16 Feb 2013, ET Bureau.
NEW DELHI: The retirement savings of over six crore formal sector workers are likely to fetch a dividend of 8.5% for 2012-13 – marking a marginal increase from the 8.25% paid on employees’ provident fund (EPF) savings last year.
The Central Board of Trustees of the Employees’ Provident Fund Organisation (EPFO) is expected to ratify the proposed EPF rate on February 25, after the board’s finance and investment committee refused to discuss the proposed rate at its meeting on Friday. Committee members told ET that they told senior PF officials to take the interest rate proposal to the Board since the underlying income estimates were not shared with them prior to the meeting.
The panel, however, cleared a proposal to liberalise investment norms for private sector bonds. Though EPFO can invest upto 10% of its fresh inflows into such corporate bonds, it had put onerous restrictions on the companies that can qualify for investments. These conditions include a minimum 26% shareholding by a public sector company — a norm only a handful of firms can meet.

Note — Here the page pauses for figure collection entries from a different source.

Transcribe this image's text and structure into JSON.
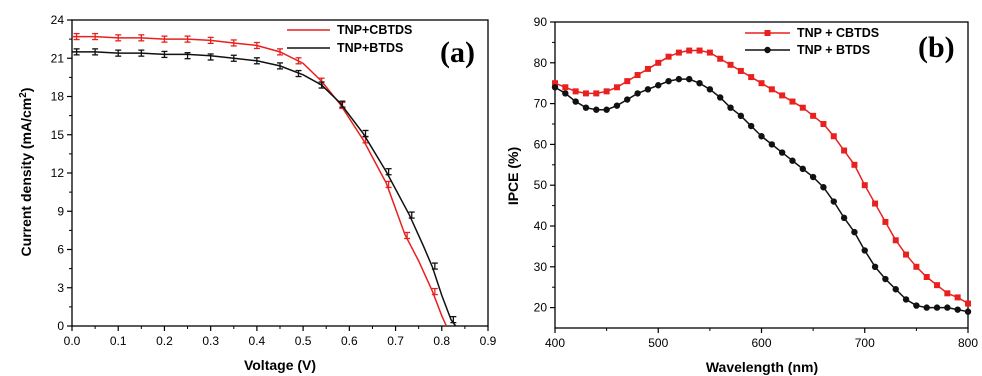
{
  "chart_data": [
    {
      "panel_label": "(a)",
      "type": "line",
      "xlabel": "Voltage (V)",
      "ylabel": "Current density (mA/cm",
      "ylabel_sup": "2",
      "ylabel_end": ")",
      "xlim": [
        0.0,
        0.9
      ],
      "ylim": [
        0,
        24
      ],
      "xticks": [
        "0.0",
        "0.1",
        "0.2",
        "0.3",
        "0.4",
        "0.5",
        "0.6",
        "0.7",
        "0.8",
        "0.9"
      ],
      "yticks": [
        "0",
        "3",
        "6",
        "9",
        "12",
        "15",
        "18",
        "21",
        "24"
      ],
      "legend_position": "top-right",
      "grid": false,
      "series": [
        {
          "name": "TNP+CBTDS",
          "color": "#e8211f",
          "marker": "error-bar",
          "x": [
            0.0,
            0.05,
            0.1,
            0.15,
            0.2,
            0.25,
            0.3,
            0.35,
            0.4,
            0.45,
            0.5,
            0.54,
            0.58,
            0.63,
            0.68,
            0.72,
            0.75,
            0.78,
            0.8,
            0.81
          ],
          "y": [
            22.7,
            22.7,
            22.6,
            22.6,
            22.5,
            22.5,
            22.4,
            22.2,
            22.0,
            21.5,
            20.6,
            19.2,
            17.4,
            14.6,
            11.2,
            7.2,
            5.1,
            2.7,
            0.8,
            0.0
          ],
          "error_x": [
            0.01,
            0.05,
            0.1,
            0.15,
            0.2,
            0.25,
            0.3,
            0.35,
            0.4,
            0.45,
            0.49,
            0.54,
            0.585,
            0.635,
            0.685,
            0.725,
            0.785
          ],
          "error_y": [
            22.7,
            22.7,
            22.6,
            22.6,
            22.5,
            22.5,
            22.4,
            22.2,
            22.0,
            21.5,
            20.8,
            19.2,
            17.3,
            14.6,
            11.1,
            7.1,
            2.7
          ]
        },
        {
          "name": "TNP+BTDS",
          "color": "#111111",
          "marker": "error-bar",
          "x": [
            0.0,
            0.05,
            0.1,
            0.15,
            0.2,
            0.25,
            0.3,
            0.35,
            0.4,
            0.45,
            0.5,
            0.54,
            0.58,
            0.63,
            0.68,
            0.73,
            0.76,
            0.78,
            0.8,
            0.82,
            0.83
          ],
          "y": [
            21.5,
            21.5,
            21.4,
            21.4,
            21.3,
            21.3,
            21.2,
            21.0,
            20.8,
            20.4,
            19.7,
            18.9,
            17.5,
            15.1,
            12.1,
            8.7,
            6.3,
            4.6,
            2.4,
            0.5,
            0.0
          ],
          "error_x": [
            0.01,
            0.05,
            0.1,
            0.15,
            0.2,
            0.25,
            0.3,
            0.35,
            0.4,
            0.45,
            0.49,
            0.54,
            0.585,
            0.635,
            0.685,
            0.735,
            0.785,
            0.825
          ],
          "error_y": [
            21.5,
            21.5,
            21.4,
            21.4,
            21.3,
            21.2,
            21.1,
            21.0,
            20.8,
            20.4,
            19.8,
            18.9,
            17.4,
            15.1,
            12.1,
            8.7,
            4.7,
            0.5
          ]
        }
      ]
    },
    {
      "panel_label": "(b)",
      "type": "line",
      "xlabel": "Wavelength (nm)",
      "ylabel": "IPCE (%)",
      "xlim": [
        400,
        800
      ],
      "ylim": [
        15,
        90
      ],
      "xticks": [
        "400",
        "500",
        "600",
        "700",
        "800"
      ],
      "yticks": [
        "20",
        "30",
        "40",
        "50",
        "60",
        "70",
        "80",
        "90"
      ],
      "legend_position": "top-right",
      "grid": false,
      "series": [
        {
          "name": "TNP + CBTDS",
          "color": "#e8211f",
          "marker": "square",
          "x": [
            400,
            410,
            420,
            430,
            440,
            450,
            460,
            470,
            480,
            490,
            500,
            510,
            520,
            530,
            540,
            550,
            560,
            570,
            580,
            590,
            600,
            610,
            620,
            630,
            640,
            650,
            660,
            670,
            680,
            690,
            700,
            710,
            720,
            730,
            740,
            750,
            760,
            770,
            780,
            790,
            800
          ],
          "y": [
            75,
            74,
            73,
            72.5,
            72.5,
            73,
            74,
            75.5,
            77,
            78.5,
            80,
            81.5,
            82.5,
            83,
            83,
            82.5,
            81,
            79.5,
            78,
            76.5,
            75,
            73.5,
            72,
            70.5,
            69,
            67,
            65,
            62,
            58.5,
            55,
            50,
            45.5,
            41,
            36.5,
            33,
            30,
            27.5,
            25.5,
            23.5,
            22.5,
            21
          ]
        },
        {
          "name": "TNP + BTDS",
          "color": "#111111",
          "marker": "circle",
          "x": [
            400,
            410,
            420,
            430,
            440,
            450,
            460,
            470,
            480,
            490,
            500,
            510,
            520,
            530,
            540,
            550,
            560,
            570,
            580,
            590,
            600,
            610,
            620,
            630,
            640,
            650,
            660,
            670,
            680,
            690,
            700,
            710,
            720,
            730,
            740,
            750,
            760,
            770,
            780,
            790,
            800
          ],
          "y": [
            74,
            72.5,
            70.5,
            69,
            68.5,
            68.5,
            69.5,
            71,
            72.5,
            73.5,
            74.5,
            75.5,
            76,
            76,
            75,
            73.5,
            71.5,
            69,
            67,
            64.5,
            62,
            60,
            58,
            56,
            54,
            52,
            49.5,
            46,
            42,
            38.5,
            34,
            30,
            27,
            24.5,
            22,
            20.5,
            20,
            20,
            20,
            19.5,
            19
          ]
        }
      ]
    }
  ]
}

The finance committee has agreed to do away with some of the restrictions and allow investments in bonds issued by any company that has a net worth of at least Rs 3,000 crore and has been paying a dividend of at least 15% for the previous five years. The board will now have to take a call on whether a cap must be imposed on the foreign shareholding level of companies whose bonds could be considered for investments.
Though EPFO expects to earn a net income of Rs 21,147 crore in 2012-13 on its Rs 263,000 crore corpus of PF savings, it has earmarked Rs 350 crore from this income to update PF accounts for previous years. There are 38 lakh accounts that haven’t been updated till 2010-11 . The EPFO has stated that 8.5% is a ‘feasible’ PF rate for this year as any rate above that would lead to a deficit.